A poorly-designed system works badly. A well-designed one can work well.

At Mon Feb 01, 08:10:00 PM, Blogger Jon said...

GIGO, definitely. See it every day at work. Model of efficiency. Right.

Even the best designed system won't work if data is not put in properly. And therein lies the problem.

At Tue Feb 02, 12:31:00 PM, Anonymous BBrashearMDFamilyDOC said...

Enjoy your blog, but I have to take issue with your straw man EMR bashing. In your example, you are asking for evidence of a test having been ordered (or not). I assume you know that it is quite difficult to prove some thing has NOT been done. If we presume we are all in the paper system, then (your point seems to be), you would have been able to get your answer immediately. I have to disagree.
With most paper charts, if the doc has ordered a test the results are easy to find. If not, then no amount of searching can give the searcher certainty that said test has NOT been ordered. (i.e. it's hard to prove a negative) You say you always document what you have or have not done in the HPI. Kudos. I don't think that is the norm, but more importantly, just because you say in your notes that a test has not been done, it does not really "prove" that test was not ordered by a specialist or another doc, or heaven forbid, maybe your memory failed you at that moment.

Secondarily, I think that you did actually get your answer, you just wanted an answer that matched how you personally like to document. When you said the staff could find no evidence of the test in their vaunted EMR, that (to me) would be enough evidence to say it has not been done. Also, you say you wanted to know if the "investigation has been documented." Asking for the results of any swallowing tests and finding none, pretty much answers your question. Not with 100% certainty, of course, but enough to tell me whether I needed to order it myself or not.
It seems that you were looking for a statement in the chart that says "test (A)" has NOT been done yet. If you need that statement listed somewhere in the EMR for every test possible, good luck finding the hard drive space for all your folks...

At Tue Feb 02, 01:48:00 PM, Blogger #1 Dinosaur said...

@BBrashear: Please don't ruin my lovely rant with, you know, logic. Reading between the lines, allow me to be appalled that Great and Mighty Geisinger had never gotten around to addressing a problem newly listed in their diagnoses that was quite bothersome to the patient. I still hold that well-maintained paper records are comparable to the vast majority of EMRs, and markedly superior to many of them.

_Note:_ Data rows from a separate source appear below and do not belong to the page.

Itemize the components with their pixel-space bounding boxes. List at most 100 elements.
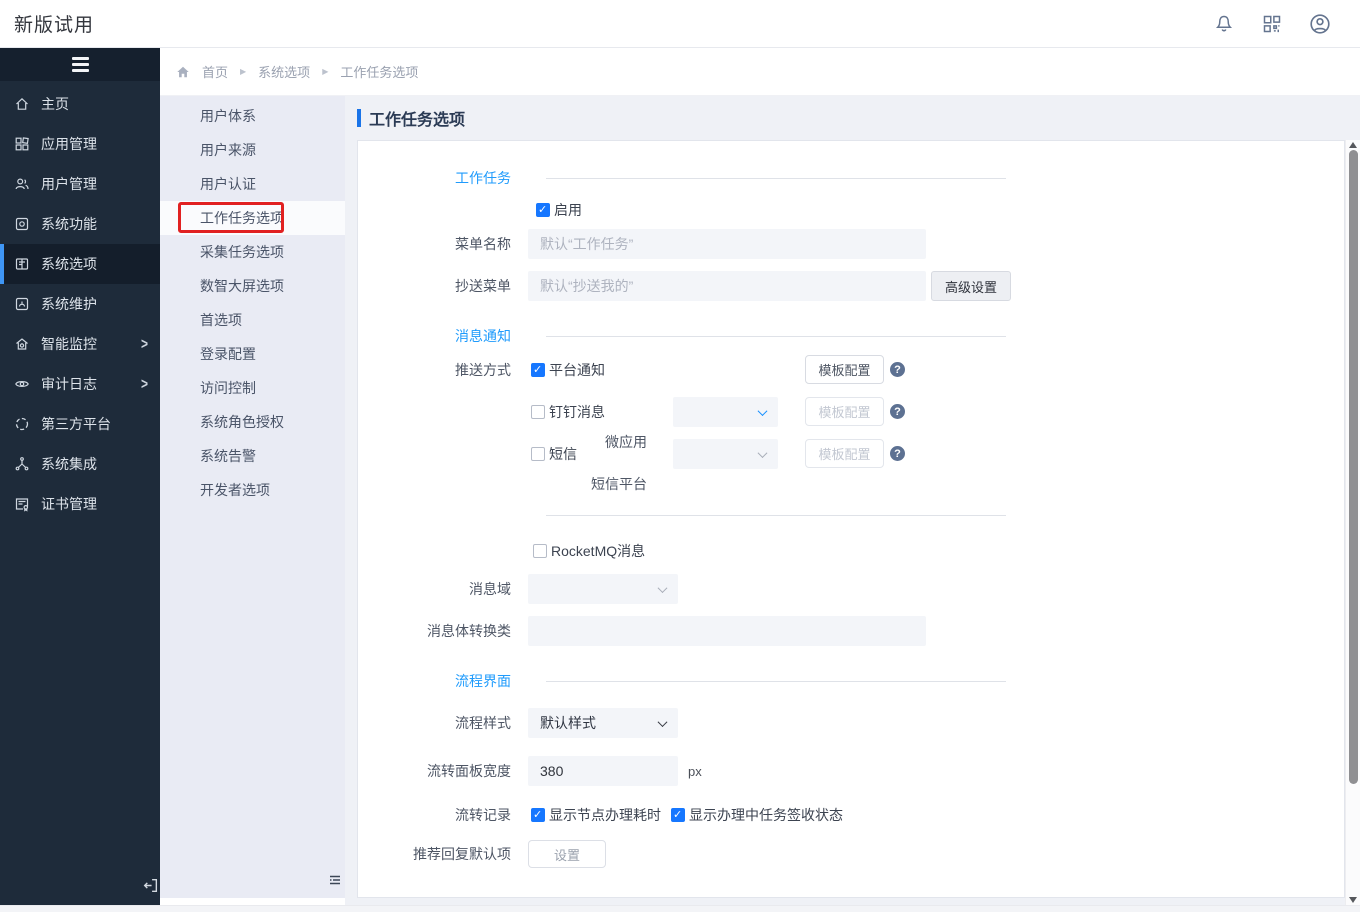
message-converter-label: 消息体转换类 [427, 623, 511, 639]
chevron-down-icon [757, 405, 768, 416]
sidebar-item-user-management[interactable]: 用户管理 [0, 164, 160, 204]
platform-notify-checkbox[interactable] [531, 363, 545, 377]
sidebar-item-third-party[interactable]: 第三方平台 [0, 404, 160, 444]
submenu-item-work-task-options[interactable]: 工作任务选项 [160, 201, 345, 235]
notification-bell-icon[interactable] [1212, 12, 1236, 36]
platform-template-config-button[interactable]: 模板配置 [805, 355, 884, 384]
submenu-item-collect-task-options[interactable]: 采集任务选项 [160, 235, 345, 269]
panel-width-input[interactable] [528, 756, 678, 786]
submenu-item-access-control[interactable]: 访问控制 [160, 371, 345, 405]
horizontal-scrollbar[interactable] [0, 905, 1360, 912]
section-notification: 消息通知 [358, 325, 1344, 347]
submenu-item-role-authorization[interactable]: 系统角色授权 [160, 405, 345, 439]
breadcrumb-item-home[interactable]: 首页 [202, 62, 228, 81]
rocketmq-checkbox-item[interactable]: RocketMQ消息 [533, 541, 645, 561]
home-icon [14, 96, 30, 112]
help-icon[interactable]: ? [890, 362, 905, 377]
enable-checkbox[interactable] [536, 203, 550, 217]
sidebar-collapse-toggle[interactable] [0, 48, 160, 81]
flow-record-label: 流转记录 [455, 807, 511, 823]
show-sign-status-checkbox-item[interactable]: 显示办理中任务签收状态 [671, 805, 843, 825]
breadcrumb-bar: 首页 ▶ 系统选项 ▶ 工作任务选项 [160, 48, 1360, 96]
push-dingtalk-row: 钉钉消息 微应用 模板配置 ? [358, 397, 1344, 450]
sidebar-item-label: 审计日志 [41, 376, 97, 392]
menu-name-label: 菜单名称 [455, 236, 511, 252]
breadcrumb-item-system-options[interactable]: 系统选项 [258, 62, 310, 81]
panel-width-row: 流转面板宽度 px [358, 756, 1344, 786]
sidebar-item-audit-logs[interactable]: 审计日志 > [0, 364, 160, 404]
submenu-item-user-system[interactable]: 用户体系 [160, 99, 345, 133]
submenu-item-login-config[interactable]: 登录配置 [160, 337, 345, 371]
submenu-item-preferences[interactable]: 首选项 [160, 303, 345, 337]
checkbox-label: 平台通知 [549, 362, 605, 378]
sms-checkbox[interactable] [531, 447, 545, 461]
sidebar-item-system-maintenance[interactable]: 系统维护 [0, 284, 160, 324]
title-accent-bar [357, 109, 361, 127]
recommend-reply-set-button[interactable]: 设置 [528, 840, 606, 868]
platform-notify-checkbox-item[interactable]: 平台通知 [531, 355, 1006, 385]
micro-app-select[interactable] [673, 397, 778, 427]
breadcrumb: 首页 ▶ 系统选项 ▶ 工作任务选项 [176, 62, 418, 81]
qr-code-icon[interactable] [1260, 12, 1284, 36]
message-converter-input[interactable] [528, 616, 926, 646]
monitor-icon [14, 336, 30, 352]
sms-template-config-button[interactable]: 模板配置 [805, 439, 884, 468]
section-title: 流程界面 [455, 673, 511, 689]
settings-form-card: 工作任务 启用 菜单名称 抄送菜单 高级设置 消息通知 推送方式 [357, 140, 1345, 898]
submenu-collapse-icon[interactable] [327, 872, 343, 888]
sidebar-item-system-options[interactable]: 系统选项 [0, 244, 160, 284]
message-domain-select[interactable] [528, 574, 678, 604]
submenu-item-developer-options[interactable]: 开发者选项 [160, 473, 345, 507]
dingtalk-checkbox[interactable] [531, 405, 545, 419]
vertical-scrollbar[interactable] [1345, 140, 1360, 905]
sidebar-item-label: 系统集成 [41, 456, 97, 472]
sidebar-item-system-functions[interactable]: 系统功能 [0, 204, 160, 244]
rocketmq-checkbox[interactable] [533, 544, 547, 558]
sidebar-item-label: 主页 [41, 96, 69, 112]
sidebar-item-label: 系统功能 [41, 216, 97, 232]
dingtalk-template-config-button[interactable]: 模板配置 [805, 397, 884, 426]
submenu-item-system-alerts[interactable]: 系统告警 [160, 439, 345, 473]
enable-checkbox-item[interactable]: 启用 [536, 200, 582, 220]
recommend-reply-row: 推荐回复默认项 设置 [358, 840, 1344, 868]
panel-width-unit: px [688, 763, 702, 779]
sidebar-item-label: 系统选项 [41, 256, 97, 272]
system-functions-icon [14, 216, 30, 232]
advanced-settings-button[interactable]: 高级设置 [931, 271, 1011, 301]
vertical-scrollbar-thumb[interactable] [1349, 150, 1358, 784]
help-icon[interactable]: ? [890, 446, 905, 461]
flow-style-row: 流程样式 默认样式 [358, 708, 1344, 738]
sidebar-item-home[interactable]: 主页 [0, 84, 160, 124]
scroll-up-arrow-icon[interactable] [1349, 142, 1357, 148]
sms-platform-select[interactable] [673, 439, 778, 469]
menu-name-input[interactable] [528, 229, 926, 259]
show-node-time-checkbox[interactable] [531, 808, 545, 822]
submenu-item-user-source[interactable]: 用户来源 [160, 133, 345, 167]
sms-platform-label: 短信平台 [591, 476, 647, 492]
sidebar-item-smart-monitoring[interactable]: 智能监控 > [0, 324, 160, 364]
cc-menu-input[interactable] [528, 271, 926, 301]
user-avatar-icon[interactable] [1308, 12, 1332, 36]
flow-style-label: 流程样式 [455, 715, 511, 731]
chevron-down-icon [657, 582, 668, 593]
chevron-down-icon [757, 447, 768, 458]
show-node-time-checkbox-item[interactable]: 显示节点办理耗时 [531, 805, 661, 825]
rocketmq-row: RocketMQ消息 [358, 540, 1344, 562]
cc-menu-label: 抄送菜单 [455, 278, 511, 294]
show-sign-status-checkbox[interactable] [671, 808, 685, 822]
sidebar-item-system-integration[interactable]: 系统集成 [0, 444, 160, 484]
section-work-task: 工作任务 [358, 167, 1344, 189]
chevron-right-icon: > [140, 334, 148, 354]
flow-style-select[interactable]: 默认样式 [528, 708, 678, 738]
checkbox-label: 显示节点办理耗时 [549, 807, 661, 823]
scroll-down-arrow-icon[interactable] [1349, 897, 1357, 903]
push-mode-label: 推送方式 [455, 362, 511, 378]
submenu-item-big-screen-options[interactable]: 数智大屏选项 [160, 269, 345, 303]
push-platform-row: 推送方式 平台通知 模板配置 ? [358, 355, 1344, 385]
sidebar-item-app-management[interactable]: 应用管理 [0, 124, 160, 164]
help-icon[interactable]: ? [890, 404, 905, 419]
breadcrumb-home-icon[interactable] [176, 65, 190, 79]
submenu-item-user-auth[interactable]: 用户认证 [160, 167, 345, 201]
sidebar-exit-collapse-icon[interactable] [142, 877, 159, 894]
sidebar-item-certificate-management[interactable]: 证书管理 [0, 484, 160, 524]
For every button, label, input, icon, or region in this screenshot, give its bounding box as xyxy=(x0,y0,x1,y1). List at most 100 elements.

At Tue Feb 02, 06:22:00 PM, Anonymous tom said...

I don't see this as being supportive or non-supportive of an EMR. I do see it as an indicator that even THOG may have failed to LISTEN TO THE PATIENT, "I have troujble swallowing". By the way I just read about Obama's tax plan,, I too am having difficulty swallowing

At Sat Feb 06, 03:22:00 PM, Blogger RoseAG said...

Not to defend Geisinger, I know little about them, but consider that this 90 y/o recently landed with his daughter because of problems managing everyday life.

Perhaps before he came to live with her he'd had problems communicating with his physicians. He goes for an appointment, mentions the swallowing problem, they mention a test where they stick something down your throat, he doesn't follow-on. Or he mentions a swallowing problem, but doesn't mention enough about it to get someone excited about further testing.

I think unless you were there you can't really know whether he thought it was important enough at the time to demand further treatment. I do know enough about systems like Geisinger to know that if you mention something but don't act like you think they need to do something they won't always do anything.